The designation of which pairs are the pseudoknotted ones and which are the well-nested ones is a non-trivial task. From the following options:

```...((.[[))...]]..
...[[.((]]...))..
```

which one should we choose? The rPredictorDB pseudoknot algorithm is based on vertex coloring of the helix conflict graph, a data structure in which helices represent vertices and edges lead between helices that are in conflict (that are not well-nested w.r.t. each other). Our “colors” are levels of pseudoknotted-ness, denoted by different bracket styles: ‘(‘ is a non-pseudoknot, ‘[‘ is a level-1 pseudoknot, ‘{‘ is a level-2 pseudoknot, etc. We then use a greedy BFS coloring algorithm:

• To the current vertex, we try to assign the highest-possible priority color.

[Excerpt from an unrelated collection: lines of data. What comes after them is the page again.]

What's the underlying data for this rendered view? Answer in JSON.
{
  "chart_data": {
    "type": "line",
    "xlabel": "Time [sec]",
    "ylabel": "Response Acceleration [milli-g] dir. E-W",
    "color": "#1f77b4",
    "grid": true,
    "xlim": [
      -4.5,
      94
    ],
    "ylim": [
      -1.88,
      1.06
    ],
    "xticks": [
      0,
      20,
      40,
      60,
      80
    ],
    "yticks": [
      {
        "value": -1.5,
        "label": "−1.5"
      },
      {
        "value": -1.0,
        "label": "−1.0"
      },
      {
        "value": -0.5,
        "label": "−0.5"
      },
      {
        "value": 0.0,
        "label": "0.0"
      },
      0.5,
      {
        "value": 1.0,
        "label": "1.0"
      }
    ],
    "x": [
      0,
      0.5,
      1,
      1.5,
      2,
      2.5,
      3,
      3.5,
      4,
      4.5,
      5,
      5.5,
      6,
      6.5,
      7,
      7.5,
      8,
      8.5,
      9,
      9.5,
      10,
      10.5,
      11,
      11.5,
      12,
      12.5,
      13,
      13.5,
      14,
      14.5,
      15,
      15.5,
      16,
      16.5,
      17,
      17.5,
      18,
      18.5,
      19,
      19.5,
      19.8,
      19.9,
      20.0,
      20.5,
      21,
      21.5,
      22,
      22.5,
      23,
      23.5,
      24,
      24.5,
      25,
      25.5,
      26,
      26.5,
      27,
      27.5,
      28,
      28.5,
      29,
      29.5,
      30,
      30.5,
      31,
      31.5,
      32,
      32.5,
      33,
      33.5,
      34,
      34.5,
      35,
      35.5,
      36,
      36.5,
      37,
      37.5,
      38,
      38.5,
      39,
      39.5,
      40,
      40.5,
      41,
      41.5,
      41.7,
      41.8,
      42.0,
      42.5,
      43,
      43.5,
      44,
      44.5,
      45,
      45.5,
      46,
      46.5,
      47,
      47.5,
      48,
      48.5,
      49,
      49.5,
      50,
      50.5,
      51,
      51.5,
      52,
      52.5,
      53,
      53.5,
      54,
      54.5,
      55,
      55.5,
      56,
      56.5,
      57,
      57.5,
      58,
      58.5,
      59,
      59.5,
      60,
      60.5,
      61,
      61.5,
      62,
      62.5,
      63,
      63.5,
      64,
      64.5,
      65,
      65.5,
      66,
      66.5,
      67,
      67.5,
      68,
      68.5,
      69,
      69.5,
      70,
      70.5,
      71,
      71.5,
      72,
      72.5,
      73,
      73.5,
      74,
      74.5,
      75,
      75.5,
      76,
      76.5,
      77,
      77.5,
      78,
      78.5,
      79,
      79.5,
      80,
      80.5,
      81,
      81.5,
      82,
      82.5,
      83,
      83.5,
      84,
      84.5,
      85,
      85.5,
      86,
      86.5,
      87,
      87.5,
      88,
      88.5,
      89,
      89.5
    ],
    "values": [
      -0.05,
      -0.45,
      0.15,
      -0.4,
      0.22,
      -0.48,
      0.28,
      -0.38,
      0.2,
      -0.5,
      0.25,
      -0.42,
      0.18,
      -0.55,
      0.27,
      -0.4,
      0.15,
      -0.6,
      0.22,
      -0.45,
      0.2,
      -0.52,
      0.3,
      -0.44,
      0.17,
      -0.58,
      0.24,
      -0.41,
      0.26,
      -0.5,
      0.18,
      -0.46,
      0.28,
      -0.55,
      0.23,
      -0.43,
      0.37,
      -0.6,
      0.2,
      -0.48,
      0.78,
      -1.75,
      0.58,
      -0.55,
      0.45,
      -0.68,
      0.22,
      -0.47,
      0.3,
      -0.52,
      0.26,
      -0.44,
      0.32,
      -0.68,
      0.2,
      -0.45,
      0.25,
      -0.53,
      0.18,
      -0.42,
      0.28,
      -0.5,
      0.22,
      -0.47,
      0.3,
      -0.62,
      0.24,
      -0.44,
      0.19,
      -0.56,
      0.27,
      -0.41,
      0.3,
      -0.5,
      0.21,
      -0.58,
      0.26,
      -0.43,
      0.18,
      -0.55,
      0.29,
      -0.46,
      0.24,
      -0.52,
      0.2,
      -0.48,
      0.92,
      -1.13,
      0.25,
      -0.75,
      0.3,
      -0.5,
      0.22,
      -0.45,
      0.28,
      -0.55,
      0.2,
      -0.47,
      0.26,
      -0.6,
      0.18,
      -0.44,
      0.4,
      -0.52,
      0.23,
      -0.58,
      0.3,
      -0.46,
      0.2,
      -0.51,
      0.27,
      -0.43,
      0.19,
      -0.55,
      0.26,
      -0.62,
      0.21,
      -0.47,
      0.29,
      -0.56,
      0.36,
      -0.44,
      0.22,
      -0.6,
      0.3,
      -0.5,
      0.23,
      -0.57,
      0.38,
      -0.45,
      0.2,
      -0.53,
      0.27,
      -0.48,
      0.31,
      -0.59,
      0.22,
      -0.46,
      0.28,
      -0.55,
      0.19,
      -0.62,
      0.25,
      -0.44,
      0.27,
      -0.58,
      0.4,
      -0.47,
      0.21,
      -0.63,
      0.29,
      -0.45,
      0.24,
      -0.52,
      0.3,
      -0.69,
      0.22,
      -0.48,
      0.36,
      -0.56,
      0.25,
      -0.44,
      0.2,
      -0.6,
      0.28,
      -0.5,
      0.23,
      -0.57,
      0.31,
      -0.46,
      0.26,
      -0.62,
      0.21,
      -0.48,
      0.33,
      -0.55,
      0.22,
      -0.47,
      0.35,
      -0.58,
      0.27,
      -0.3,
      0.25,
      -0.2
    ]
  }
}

Highest priority is ‘(‘, then ‘[‘, etc. - in effect, we are trying to greedily minimize the amount of pseudoknotted helices (not necessarily base pairs).
• The first vertex to be colored from each connected component of the conflict graph is the one with the highest degree (most conflicts).
• Neighbors are added to the coloring BFS queue ordered from highest to lowest degree.
• The starting color is ‘[‘ if the starting vertex degree is at least 1. Trivial components (just one vertex - conflict-free helices) are colored ‘(‘. This is a heuristic that tries to minimize the number of pseudoknot helices: if we take as the pseudoknot helix the one with most conflicts, we are maximizing the number of helices that may then be without further conflicts.

### 9.8.2. Pseudoknot types¶

Pseudoknots are classified into further types (currently not recognized by rPredictorDB, but a possible avenue of extension):

• H-type loops:

```...((((..[.[[.))).)..]]]
```
• “Kissing hairpins”:

```...((.[[))..(((.]].)))..
```
• Three-knot:

```...((.[[..{)).]].}...
```

The three-knots can get more complicated, of course: ..((.[[{.)).((.])).]..}, etc. Higher-level knots, while theoretically possible, are not widely known in RNA.